In the end, 24-year-old Lee Harvey Oswald, alleged assassin of President John F Kennedy, on Nov. 22, 1963, was a man driven to Marxist-Communist fealty out of the need for a redemptive rune—his own personal experience of life, namely subjective, fitted organically into the whole—or “the world in general”, i.e., the epistemic dialectic. Though an alleged murderer of the nation’s Commander And Chief, among other things, Oswald was correct in his quote to his brother Robert.
Life and the world compose more than getting and taking.
Life is more than happiness.
Life is struggle. Brimming with lachrymose textures, embraced by sorrow and suffering, life gallops across a Balzacian redemptive theatre. Our world is particular—its specificity, its purposefulness. It is a world of penultimate boundaries, and sempiternal destination. A world without end approaches. Where the exigencies and deeds of life are intelligible, ever echoing into eternity.
And so, the animation of 18th century conceptions of liberalism in our republic must likewise realise liberalism’s metaphysical limitations. Those limitations are to ensnare the state within limited power, animating individual liberty. But the limitations of our 18th century liberal republic dare not inform us such questions of eschatology, history, and consummation, are unimportant.
They are the most important—they are eternal and ever true.
Dare I say, the notion such important questions are kept from the state’s purview make them all the more pertinent. Questions of what is history and what are people?—Wendell Berry’s famous essay “What are People For?” comes to mind—are the primal questions of existence. They were thought to be so important the Founders deemed the state unfit to decide them.
It was not simply because such questions are mysterious, but because they are universally relevant.
Each election cycle Americans are feasted upon by ravenous political analysts pulling hair about the gridlock in Washington, D.C., destroying the country. Mainstream commentators inform viewers ad nauseam American voters want Democrats and Republicans to work together—uniting along common ground. Some of this is true, and where it is, American’s hold their government as too important.
I am in constant befuddlement of such idealism.

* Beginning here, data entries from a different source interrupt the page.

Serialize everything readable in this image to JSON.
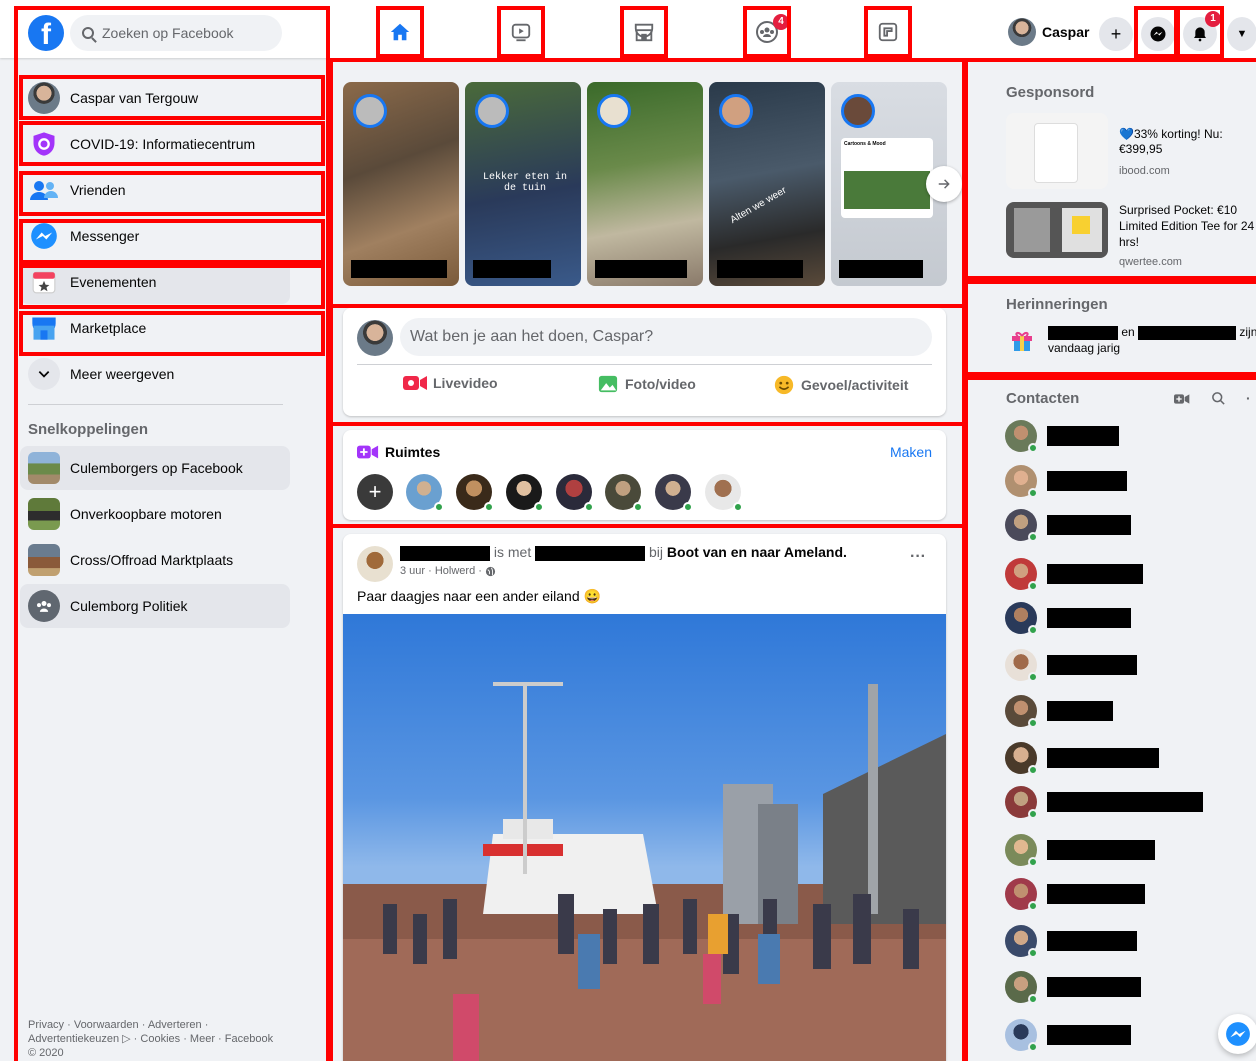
{
  "search": {
    "placeholder": "Zoeken op Facebook"
  },
  "nav": {
    "groups_badge": "4",
    "notifications_badge": "1",
    "profile_name": "Caspar"
  },
  "sidebar": {
    "items": [
      {
        "label": "Caspar van Tergouw"
      },
      {
        "label": "COVID-19: Informatiecentrum"
      },
      {
        "label": "Vrienden"
      },
      {
        "label": "Messenger"
      },
      {
        "label": "Evenementen"
      },
      {
        "label": "Marketplace"
      },
      {
        "label": "Meer weergeven"
      }
    ],
    "shortcuts_title": "Snelkoppelingen",
    "shortcuts": [
      {
        "label": "Culemborgers op Facebook"
      },
      {
        "label": "Onverkoopbare motoren"
      },
      {
        "label": "Cross/Offroad Marktplaats"
      },
      {
        "label": "Culemborg Politiek"
      }
    ],
    "footer_line1": "Privacy · Voorwaarden · Adverteren ·",
    "footer_line2": "Advertentiekeuzen ▷ · Cookies · Meer · Facebook",
    "footer_line3": "© 2020"
  },
  "stories": {
    "story2_text": "Lekker eten in de tuin",
    "story4_text": "Alten we weer",
    "story5_header": "Cartoons & Mood"
  },
  "composer": {
    "placeholder": "Wat ben je aan het doen, Caspar?",
    "live_label": "Livevideo",
    "photo_label": "Foto/video",
    "feeling_label": "Gevoel/activiteit"
  },
  "rooms": {
    "title": "Ruimtes",
    "create_label": "Maken"
  },
  "post": {
    "with_text": "is met",
    "at_text": "bij",
    "place": "Boot van en naar Ameland.",
    "meta": "3 uur · Holwerd ·",
    "body": "Paar daagjes naar een ander eiland 😀",
    "more": "···"
  },
  "right": {
    "sponsored_title": "Gesponsord",
    "ads": [
      {
        "title": "💙33% korting! Nu: €399,95",
        "domain": "ibood.com"
      },
      {
        "title": "Surprised Pocket: €10 Limited Edition Tee for 24 hrs!",
        "domain": "qwertee.com"
      }
    ],
    "memories_title": "Herinneringen",
    "memories_and": "en",
    "memories_are": "zijn",
    "memories_birthday": "vandaag jarig",
    "contacts_title": "Contacten"
  },
  "colors": {
    "brand": "#1877f2",
    "annotation": "#ff0000",
    "online": "#31a24c",
    "badge": "#e41e3f"
  }
}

The point of separated powers and liberal government is to ensure scant “progress” is made. The reason, from the Founder’s perspective, is progress in governmental terms, amplifies state power, eroding freedom, and thus creating dislocations and complications upon individual life. It’s an issue of liberty. Always. The point of enumerated powers, reigning in government—defining its limited role—presupposes that much of what government does is not of urgent importance.

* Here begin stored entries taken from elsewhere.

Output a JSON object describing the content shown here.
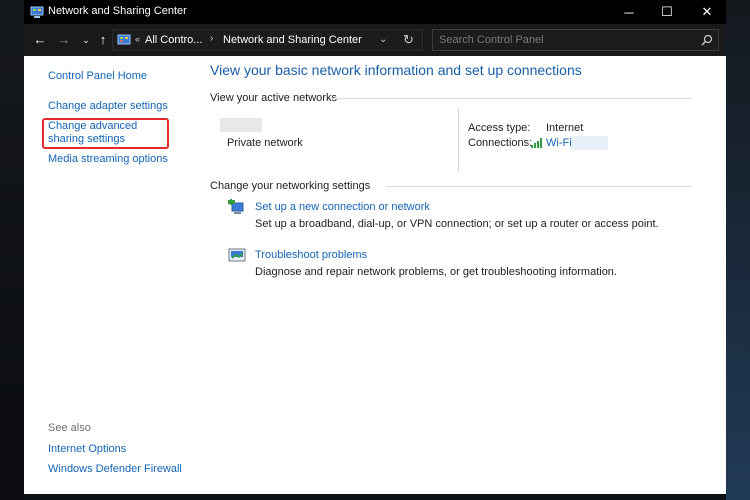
{
  "window": {
    "title": "Network and Sharing Center",
    "controls": {
      "minimize": "─",
      "maximize": "☐",
      "close": "✕"
    }
  },
  "nav": {
    "back": "←",
    "forward": "→",
    "recent": "⌄",
    "up": "↑"
  },
  "address": {
    "guillemet": "«",
    "crumbs": [
      "All Contro...",
      "Network and Sharing Center"
    ],
    "separator": "›",
    "dropdown": "⌄",
    "refresh": "↻"
  },
  "search": {
    "placeholder": "Search Control Panel",
    "value": ""
  },
  "sidebar": {
    "items": [
      {
        "label": "Control Panel Home"
      },
      {
        "label": "Change adapter settings"
      },
      {
        "label": "Change advanced sharing settings",
        "highlighted": true
      },
      {
        "label": "Media streaming options"
      }
    ],
    "see_also_label": "See also",
    "see_also": [
      {
        "label": "Internet Options"
      },
      {
        "label": "Windows Defender Firewall"
      }
    ]
  },
  "main": {
    "title": "View your basic network information and set up connections",
    "active_networks_heading": "View your active networks",
    "network": {
      "type": "Private network",
      "access_type_label": "Access type:",
      "access_type_value": "Internet",
      "connections_label": "Connections:",
      "connection_name": "Wi-Fi"
    },
    "change_settings_heading": "Change your networking settings",
    "tasks": [
      {
        "link": "Set up a new connection or network",
        "description": "Set up a broadband, dial-up, or VPN connection; or set up a router or access point."
      },
      {
        "link": "Troubleshoot problems",
        "description": "Diagnose and repair network problems, or get troubleshooting information."
      }
    ]
  },
  "colors": {
    "link": "#1564b5",
    "title": "#1a5ea8",
    "highlight_border": "#e32b2b",
    "wifi_green": "#2e9e3e"
  }
}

Government in 18th century liberal terms does not (and should not) comprise matters of the great ends of life. Not if individual freedom is the moral purpose behind the U.S. Constitution. Of course, where urgency is required, such as National Security, the U.S. Constitution gives enormous “energy” [Alexander Hamilton’s words in Federalist 70] to the Chief Executive.

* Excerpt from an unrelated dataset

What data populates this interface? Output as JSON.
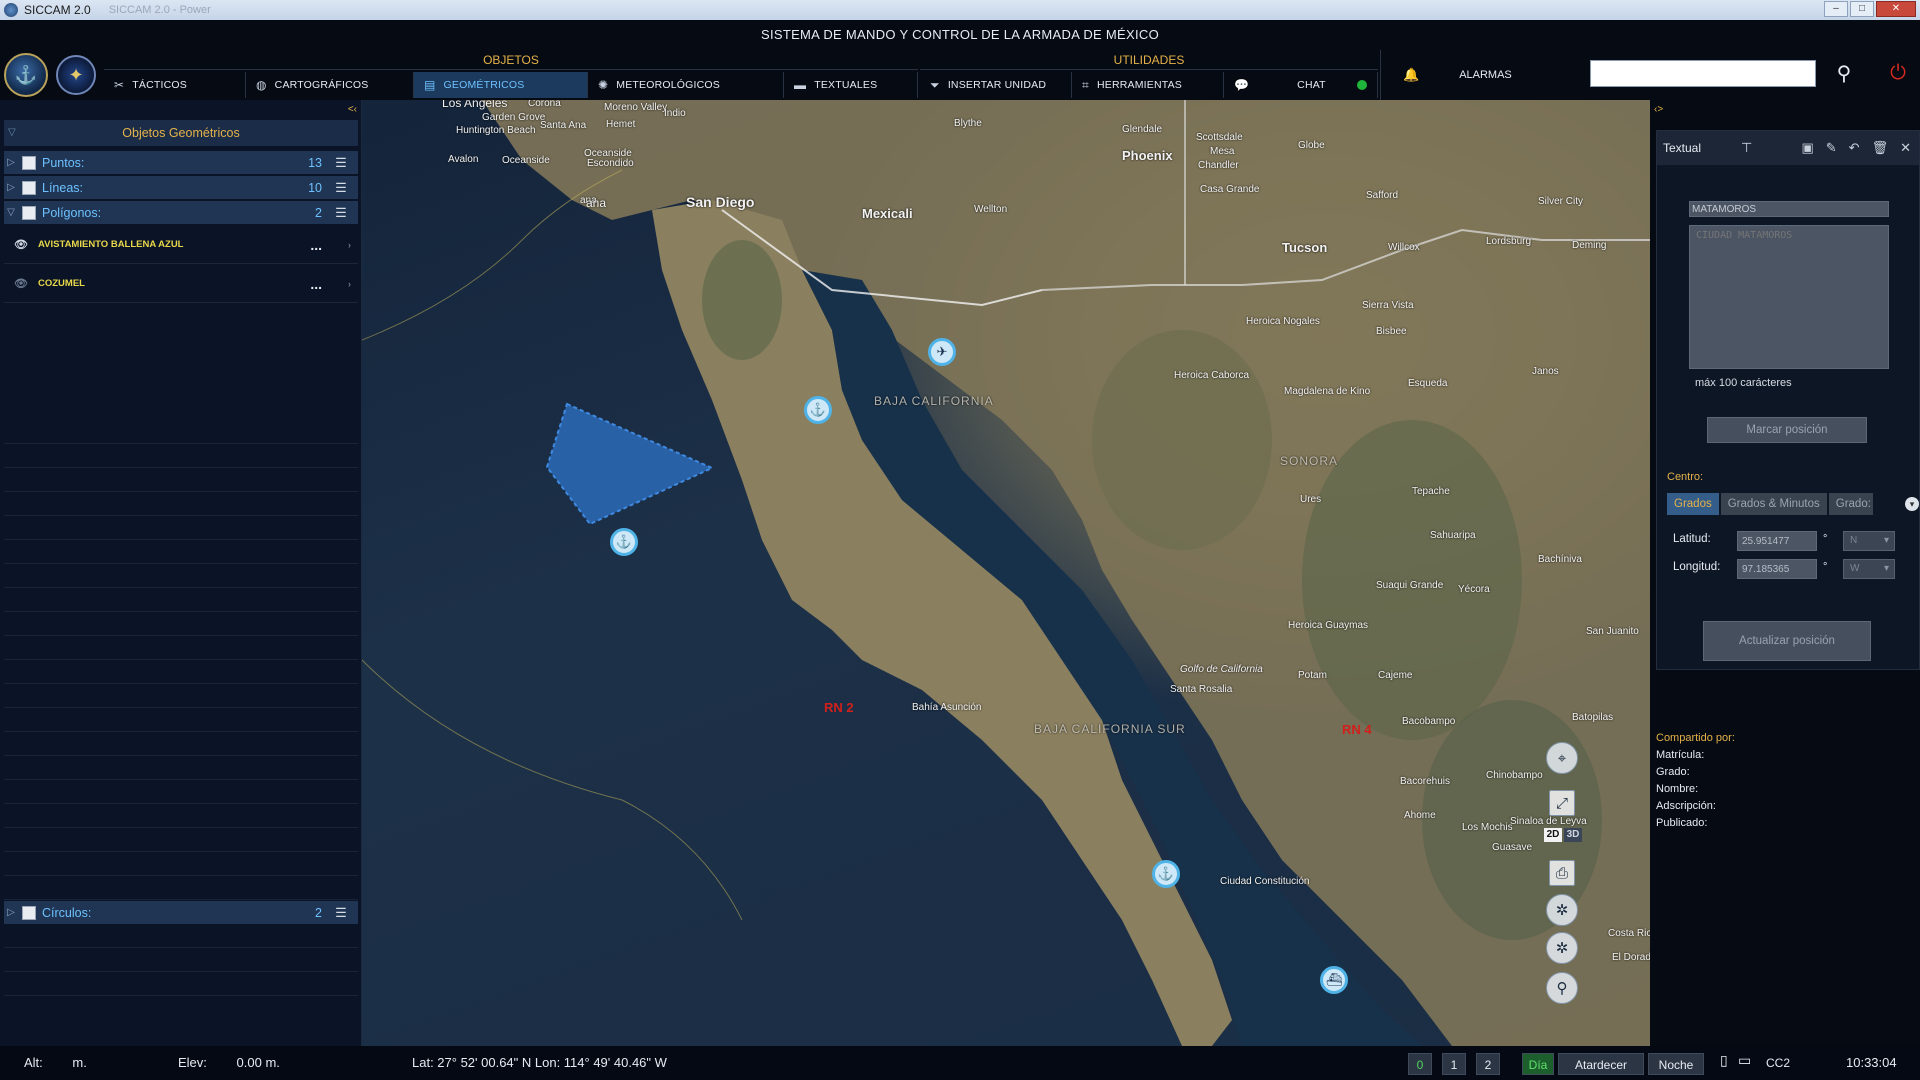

Logically, if America is invaded, congressional gridlock is unacceptable. It would be national and individual suicide.
But such consideration does not remove the necessity for classical liberalism to allow for, and build room for, polemical debate and exchange concerning eschatology and consummation as Buckley indicated. I would suggest the religious affections of many of the Founding Fathers, including James Madison presupposed eschatological dualism, inherent in Protestant exegetical development.
The notion of a Sacred realm existing outside the confines of the secular, where state authority resided, was preciously what Madison indicated in his writings—something Madison took from Dr Martin Luther and the Protestant Reformers. While many of the Founders were not believing Christians, Christian ideas about the Sacred and secular permeated their reasoning about penultimate and ultimate authorities.